Que dira-t-il en apprenant ma mort_? Pauvre enfant! Pauvre Angéline!_ Il me donnera une pensée pendant quelques jours puis il m'oubliera.—Il a déjà oublié qu'ensemble nous avons espéré, aimé, souffert.
Encore si moi aussi je pouvais oublier. Et pourtant non, je ne voudrais pas. Il vaut mieux se souvenir. Il vaut mieux souffrir. Il vaut mieux pleurer.
17 mai.
Non, la loi des compensations n'est pas un vain mot. J'ai senti ces joies qui font toucher au ciel, mais aussi je connais ces douleurs dont on devrait mourir.
20 mai.
Douloureuse date! c'est le 20 septembre que j'ai perdu mon père.
Le mauvais temps m'a empêchée de sortir. Je le regrette. J'aurais besoin de revoir la pauvre maison où il fut transporté, après le terrible accident qui lui coûta la vie. Cette maison où il est mort, je l'ai achetée. Une pauvre femme l'habite avec sa famille, mais je me suis réservé la misérable petite chambre, où, il a rendu le dernier soupir.
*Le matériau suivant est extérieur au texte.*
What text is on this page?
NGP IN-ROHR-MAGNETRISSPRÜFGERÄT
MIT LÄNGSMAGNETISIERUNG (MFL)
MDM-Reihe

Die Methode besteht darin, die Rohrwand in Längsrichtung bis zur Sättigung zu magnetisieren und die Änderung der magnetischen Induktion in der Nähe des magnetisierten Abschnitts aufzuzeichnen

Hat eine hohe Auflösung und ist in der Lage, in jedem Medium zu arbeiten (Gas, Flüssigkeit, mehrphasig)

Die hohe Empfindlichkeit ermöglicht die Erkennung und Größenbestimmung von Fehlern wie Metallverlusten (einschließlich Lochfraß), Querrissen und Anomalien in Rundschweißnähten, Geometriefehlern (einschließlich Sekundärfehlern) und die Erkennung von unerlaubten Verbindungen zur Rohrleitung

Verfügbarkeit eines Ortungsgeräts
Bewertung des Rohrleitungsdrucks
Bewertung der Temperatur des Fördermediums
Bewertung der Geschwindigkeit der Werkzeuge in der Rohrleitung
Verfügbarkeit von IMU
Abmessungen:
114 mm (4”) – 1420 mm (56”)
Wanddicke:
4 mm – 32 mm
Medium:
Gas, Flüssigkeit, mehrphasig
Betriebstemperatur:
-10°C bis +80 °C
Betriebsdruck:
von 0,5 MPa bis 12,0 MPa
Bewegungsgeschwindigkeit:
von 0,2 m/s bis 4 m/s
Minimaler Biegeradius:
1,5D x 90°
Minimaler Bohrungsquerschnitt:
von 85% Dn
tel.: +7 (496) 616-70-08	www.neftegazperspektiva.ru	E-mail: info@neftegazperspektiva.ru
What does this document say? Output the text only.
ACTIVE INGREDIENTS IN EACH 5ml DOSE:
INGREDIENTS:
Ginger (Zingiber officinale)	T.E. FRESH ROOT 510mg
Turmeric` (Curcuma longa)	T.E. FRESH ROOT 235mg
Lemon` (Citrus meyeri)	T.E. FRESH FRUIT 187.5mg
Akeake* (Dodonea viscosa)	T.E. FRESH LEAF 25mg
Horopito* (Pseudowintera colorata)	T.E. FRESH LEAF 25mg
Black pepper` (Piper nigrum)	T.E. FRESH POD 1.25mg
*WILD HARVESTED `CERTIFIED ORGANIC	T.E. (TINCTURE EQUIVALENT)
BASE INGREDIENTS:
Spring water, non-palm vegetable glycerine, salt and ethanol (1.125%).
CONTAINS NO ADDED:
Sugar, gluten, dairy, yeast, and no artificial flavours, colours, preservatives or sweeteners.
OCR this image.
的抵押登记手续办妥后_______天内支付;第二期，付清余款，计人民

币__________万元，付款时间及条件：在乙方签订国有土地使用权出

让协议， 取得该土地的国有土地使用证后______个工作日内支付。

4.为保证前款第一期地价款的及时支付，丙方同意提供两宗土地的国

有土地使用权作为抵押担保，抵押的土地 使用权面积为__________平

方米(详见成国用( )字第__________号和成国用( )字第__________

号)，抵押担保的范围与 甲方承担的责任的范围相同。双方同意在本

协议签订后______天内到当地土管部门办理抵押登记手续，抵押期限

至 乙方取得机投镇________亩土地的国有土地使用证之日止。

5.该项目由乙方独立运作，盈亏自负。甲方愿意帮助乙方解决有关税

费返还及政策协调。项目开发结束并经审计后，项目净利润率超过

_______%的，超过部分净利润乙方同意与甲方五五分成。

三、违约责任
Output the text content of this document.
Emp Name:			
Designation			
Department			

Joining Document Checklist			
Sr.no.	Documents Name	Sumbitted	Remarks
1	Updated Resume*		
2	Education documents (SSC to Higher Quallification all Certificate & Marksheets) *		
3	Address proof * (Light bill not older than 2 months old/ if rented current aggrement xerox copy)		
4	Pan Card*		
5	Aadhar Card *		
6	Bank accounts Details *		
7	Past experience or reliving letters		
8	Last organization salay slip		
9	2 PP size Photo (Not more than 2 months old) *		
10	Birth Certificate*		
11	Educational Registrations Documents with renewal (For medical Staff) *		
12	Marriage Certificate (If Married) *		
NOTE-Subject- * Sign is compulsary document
Toutes les peines de ma vie disparaissent devant ce que j'ai souffert en voyant mourir mon père; et pourtant, ô mon Dieu, quand je veux fortifier ma foi en votre bonté, c'est à cette heure de déchirement que je remonte. Comme ces souvenirs me sont présents!
Il avait tout supporté sans une plainte; mais en me voyant, un profond gémissement lui échappa. Il s'évanouit.